Jamaican Cannabis Landraces: History and Importance
Amanda Feilding and the
Bongoman, St Mary’s, Jamaica
The movement to recover and investigate endemic cannabis strains started in the 1960s. Expeditions were embarked upon along the “Hippie Trail”, and enthusiasts collected seeds to grow in their gardens around the world. The strains like Acapulco Gold, Pure Afghan and Chocolate Thai gained huge popularity at the time, but have subsequently faded away, and have been eclipsed by the modern cross-bred varieties.

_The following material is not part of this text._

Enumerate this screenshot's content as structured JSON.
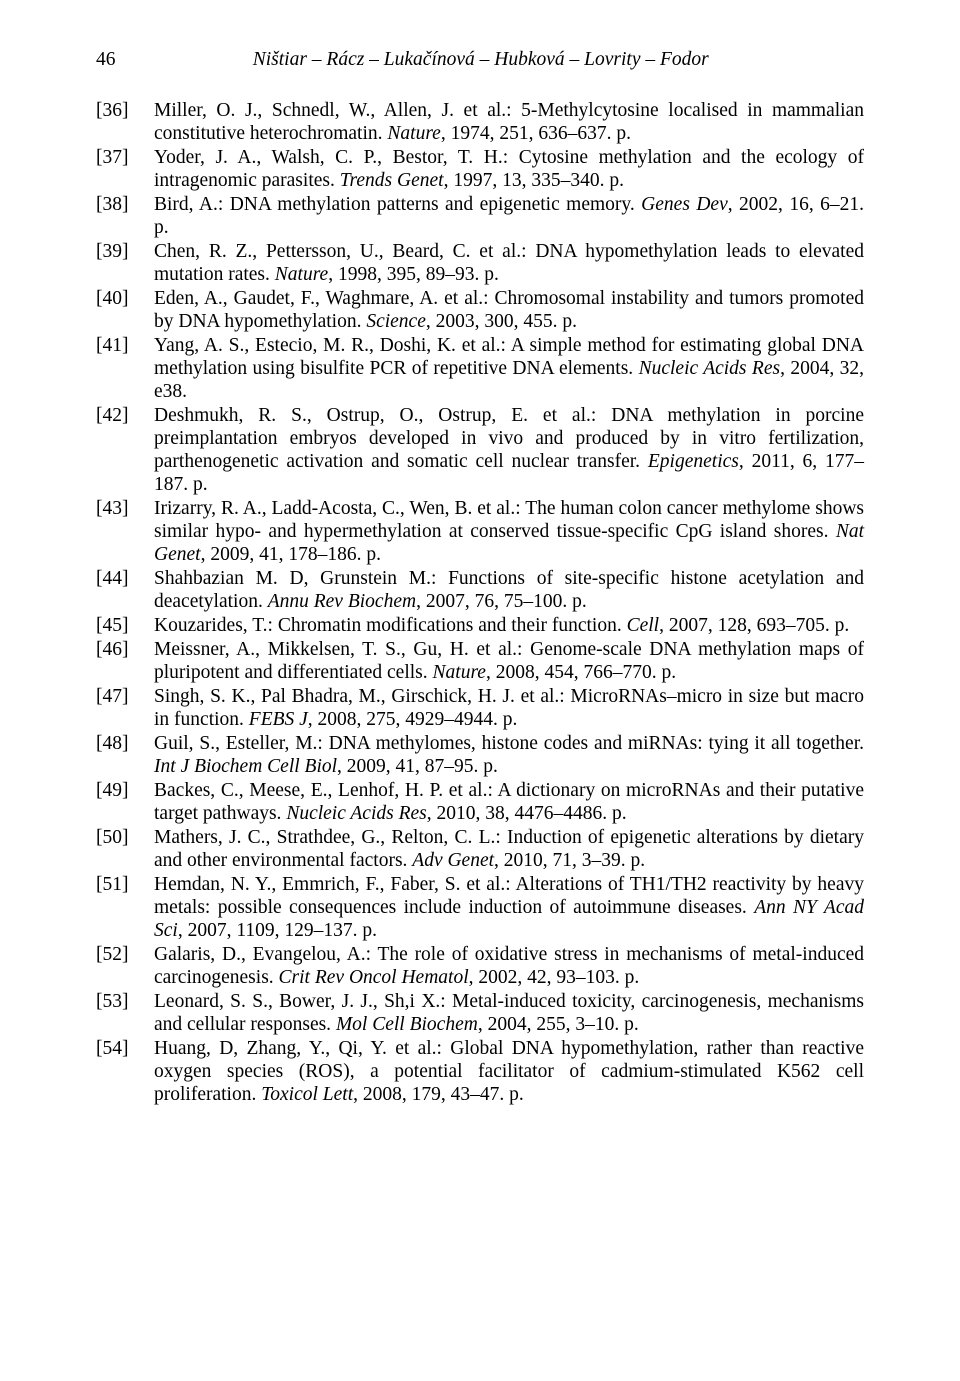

Now there is a second wave of interest in these indigenous strains of cannabis. Strain hunters, as they call themselves, travel around the world visiting countries with rich cannabis cultures such as Jamaica, India, Thailand, Malawi, Morocco and others to collect seeds and investigate the cannabis landraces – ancient cultivated varieties of the plant, endemic to a particular region.
Cannabis origins and brief history
Humanity’s history with cannabis reaches back to the dawn of civilization. Cannabis has long been valued for its long-lasting and strong fibre, it’s nutritious and oil-rich seeds, as well as its psychoactive and medicinal properties. Over the last 4000 years, the plant’s valuable, and often unique contribution to the religious, cultural, medical, agricultural, commercial and industrial sectors of human societies ensured that cannabis has been widely cultivated and spread from central Asia to Europe, Africa and the Americas.
The first medical applications, for appetite stimulation, anti-senility effects, and over 100 other ailments, are attributed to the legendary Chinese Emperor Shen Nung who lived around 2700 BC. These therapeutic uses were written down hundreds of years later in Shen Nung Pen-ts’ao Ching, a second century Chinese book of herbal remedies. The earliest archaeological evidence of hemp use for textiles and fishing nets, and dried cannabis flowers for ceremonial smoke, was found in Margiana, a proto-Zoroastrial site, dating back to 2000 BC.